NASSAU, Bahamas — In a release from the World Economic Outlook for October 2020, the International Monetary Fund (IMF) has projected The Bahamas’ economy will contract 14.8 percent this year before rebounding by 4.6 percent in 2021. Five years out from the COVID-19 economic crisis, the IMF has projected economic growth of 1.5 percent.

The IMF has projected downgrades in some emerging and developing economies, with an outlook of a 5.4 percent contraction in the Caribbean region’s real gross domestic product (GDP), which it notes will rebound in 2021 with 3.9 percent growth.

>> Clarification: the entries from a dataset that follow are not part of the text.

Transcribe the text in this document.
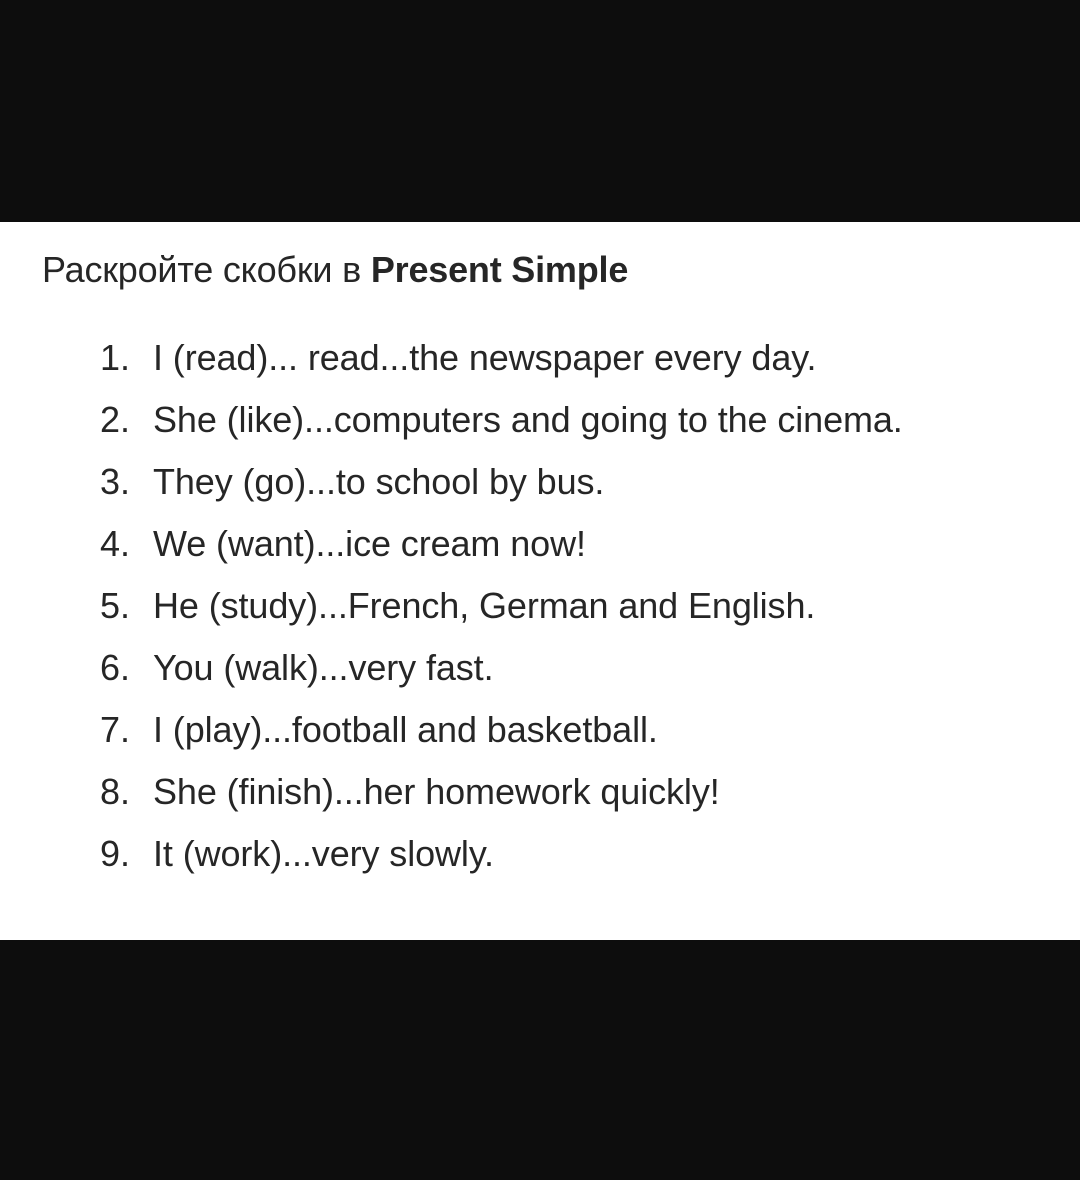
Раскройте скобки в Present Simple
1. I (read)... read...the newspaper every day.
2. She (like)...computers and going to the cinema.
3. They (go)...to school by bus.
4. We (want)...ice cream now!
5. He (study)...French, German and English.
6. You (walk)...very fast.
7. I (play)...football and basketball.
8. She (finish)...her homework quickly!
9. It (work)...very slowly.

The fund has also projected a 17.5 percent contraction in account balances this year, which it expects to ease in 2021 when it projects an account balance contraction of 15.9 percent and 7.7 percent in 2025.

Consumer prices in The Bahamas are projected to increase by 1.8 percent this year and continue rising by 2.1 percent in 2021. The IMF has projected consumer prices will balloon by 2.2 percent in 2025.

Speaking to the impact of the COVID-19 pandemic on economies around the world, the IMF in its report entitled “World Economic Outlook, October 2020: A Long and Difficult Ascent” states that both advanced and emerging market economies are likely to register significant losses of output relative to their pre-pandemic forecasts.

“Small states as well as tourism-dependent and commodities-based economies are in a particularly difficult spot. Most economies will experience lasting damage to supply potential, reflecting scars from the deep recession this year and the need for structural change. The persistent output losses imply a major setback to living standards relative to what was expected before the pandemic,” the IMF states in the report.

It continues, “Moreover, sovereign debt levels are set to increase significantly even as downgrades to potential output imply a smaller tax base that makes it harder to service the debt. On the plus side, the prospects of low interest rates over a longer period, alongside the projected rebound in growth in 2021, can help alleviate debt service burdens in many countries. To ensure that debt remains on a sustainable path over the medium term, governments may need to increase the progressivity of their taxes and ensure that corporations pay their fair share of taxes while eliminating wasteful spending.”